Photo By Andrew Ferguson/Tennessee Athletics

One step forward and two steps backward pretty accurately describes Tennessee football the past decade.

Derek Dooley’s second Tennessee team won an overtime thriller against Vanderbilt, only to lose to Kentucky for the first time in 26 years to miss a bowl game.

In 2016, Butch Jones had Tennessee football back, starting 5-0 with wins over Florida and Georgia only to go 3-4 down the stretch with horrible losses at South Carolina and Vanderbilt. 12 months later Jones was out of a job following the worst season in Tennessee football history.

Last week, Tennessee blitzkrieged Missouri in the best game the program had played in years. A matchup with a bad South Carolina team was next for Tennessee and a win would all but lock up bowl eligibility in Josh Heupel’s first season.

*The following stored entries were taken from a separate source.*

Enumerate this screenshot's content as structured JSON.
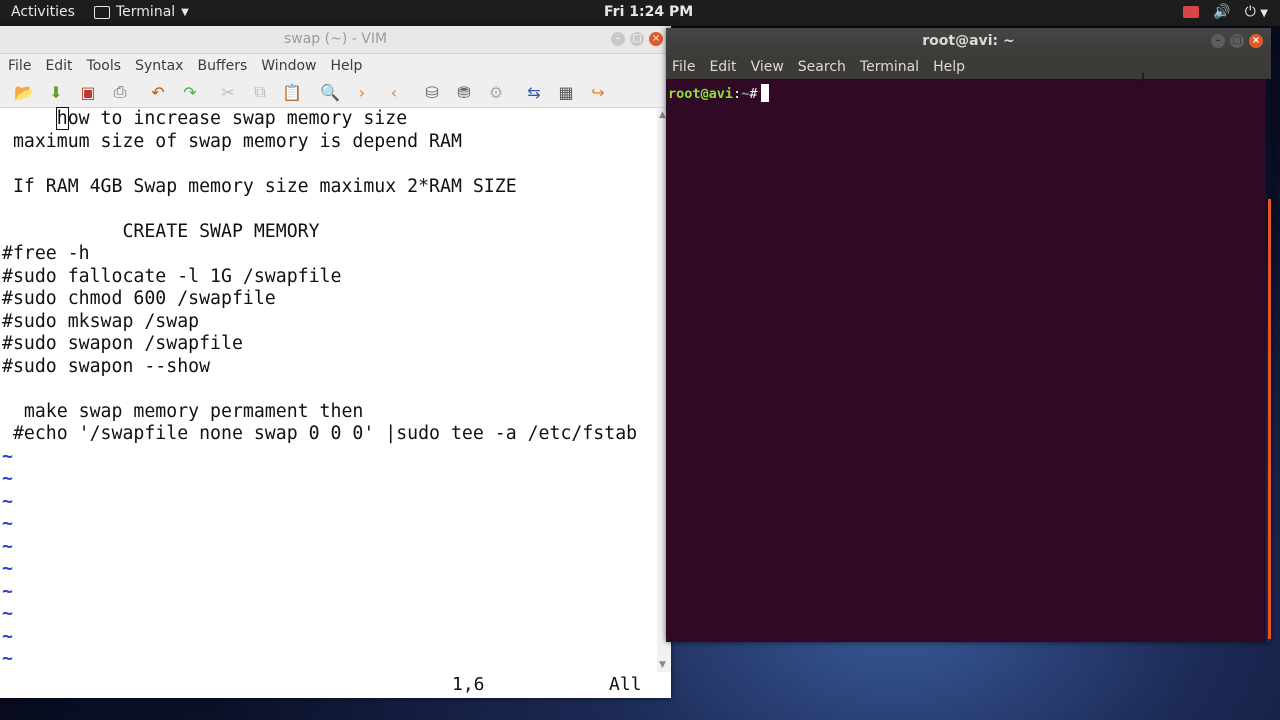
{
  "topbar": {
    "activities": "Activities",
    "app_name": "Terminal",
    "clock": "Fri  1:24 PM"
  },
  "vim": {
    "title": "swap (~) - VIM",
    "menu": [
      "File",
      "Edit",
      "Tools",
      "Syntax",
      "Buffers",
      "Window",
      "Help"
    ],
    "toolbar_icons": [
      "open-icon",
      "save-download-icon",
      "save-icon",
      "print-icon",
      "undo-icon",
      "redo-icon",
      "cut-icon",
      "copy-icon",
      "paste-icon",
      "find-replace-icon",
      "find-next-icon",
      "find-prev-icon",
      "load-session-icon",
      "save-session-icon",
      "run-script-icon",
      "make-icon",
      "shell-icon",
      "ctags-icon"
    ],
    "lines": [
      {
        "text": "     how to increase swap memory size",
        "kind": "text"
      },
      {
        "text": " maximum size of swap memory is depend RAM",
        "kind": "text"
      },
      {
        "text": "",
        "kind": "text"
      },
      {
        "text": " If RAM 4GB Swap memory size maximux 2*RAM SIZE",
        "kind": "text"
      },
      {
        "text": "",
        "kind": "text"
      },
      {
        "text": "           CREATE SWAP MEMORY",
        "kind": "text"
      },
      {
        "text": "#free -h",
        "kind": "text"
      },
      {
        "text": "#sudo fallocate -l 1G /swapfile",
        "kind": "text"
      },
      {
        "text": "#sudo chmod 600 /swapfile",
        "kind": "text"
      },
      {
        "text": "#sudo mkswap /swap",
        "kind": "text"
      },
      {
        "text": "#sudo swapon /swapfile",
        "kind": "text"
      },
      {
        "text": "#sudo swapon --show",
        "kind": "text"
      },
      {
        "text": "",
        "kind": "text"
      },
      {
        "text": "  make swap memory permament then",
        "kind": "text"
      },
      {
        "text": " #echo '/swapfile none swap 0 0 0' |sudo tee -a /etc/fstab",
        "kind": "text"
      },
      {
        "text": "~",
        "kind": "tilde"
      },
      {
        "text": "~",
        "kind": "tilde"
      },
      {
        "text": "~",
        "kind": "tilde"
      },
      {
        "text": "~",
        "kind": "tilde"
      },
      {
        "text": "~",
        "kind": "tilde"
      },
      {
        "text": "~",
        "kind": "tilde"
      },
      {
        "text": "~",
        "kind": "tilde"
      },
      {
        "text": "~",
        "kind": "tilde"
      },
      {
        "text": "~",
        "kind": "tilde"
      },
      {
        "text": "~",
        "kind": "tilde"
      }
    ],
    "status_position": "1,6",
    "status_scroll": "All"
  },
  "terminal": {
    "title": "root@avi: ~",
    "menu": [
      "File",
      "Edit",
      "View",
      "Search",
      "Terminal",
      "Help"
    ],
    "prompt_user": "root@avi",
    "prompt_sep": ":",
    "prompt_path": "~",
    "prompt_char": "#"
  },
  "colors": {
    "terminal_bg": "#300a24",
    "prompt_user": "#8ae234",
    "prompt_path": "#729fcf",
    "vim_tilde": "#2f3fd0",
    "close_button": "#e25a2b"
  }
}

Tennessee was 10-point favorites over an offensively limited South Carolina team, but eight of the last nine games between the two teams had been decided by less than a touchdown. This was a test for Heupel and his program. 

Don’t shoot yourself in the foot, don’t beat yourself and don’t let a hungry team with a first year head coach hang in the game late.

Check, check, check.

Tennessee put its foot on South Carolina’s neck from the jump, scoring 14 points before the Gamecocks crossed midfield. A pair of horrible South Carolina turnovers opened the door for the Vols to put this one away early.

They did just that, going 80 yards on five plays to take a 21-0 lead and 24 yards on three plays to make it 28-0. 

Dressed in its ‘dark mode’ jerseys for the first time, Tennessee was ready for South Carolina’s funeral that began about the same time Hartsville, South Carolina native Tiyon Evans strolled 45-yards into the end zone to take a 35-0 lead.

“Great preparation, great focus, understand what you’re going to see from the other side of the football,” Heupel said of the Vols’ second straight fast start. “You see something different, being able to adjust— had to do that a week ago— and then executing.”

“Coming out locked in from the jump,” quarterback Hendon Hooker added postgame. “Great energy. We did a great job this week preparing. We were just really dialed in on the little things.”

Winning would have been one thing, but the way Heupel and his team did it was what was so impressive. 

Jeremy Pruitt’s Tennessee program won eight games against Missouri, Vanderbilt, Kentucky and South Carolina but mistakes were frequent and those games usually ended with a Pruitt presser where he’d discuss how proud he was of his team’s fight but how they made it much harder than they needed to.

Tennessee wasn’t perfect Saturday. The Vols gave up a 44-yard fake punt for a touchdown, didn’t cross midfield in the third quarter and threw for just nine yards in the second half. 

Both Hooker and safety Jaylen McCollough admitted that the Vols “relaxed” in the third quarter, but the game was never in jeopardy due to the Vols’ flawless start and ball protection. Since losing the turnover battle 3-0 against Pitt, Tennessee has turned it over just once and created nine takeaways.

A blowout win over a bad South Carolina team isn’t a crazy accomplishment or something that’s going to convince five-star recruits to come to Knoxville.

But after taking a nice step forward last week at Missouri, Tennessee collected itself and took another step forward Saturday. That means something.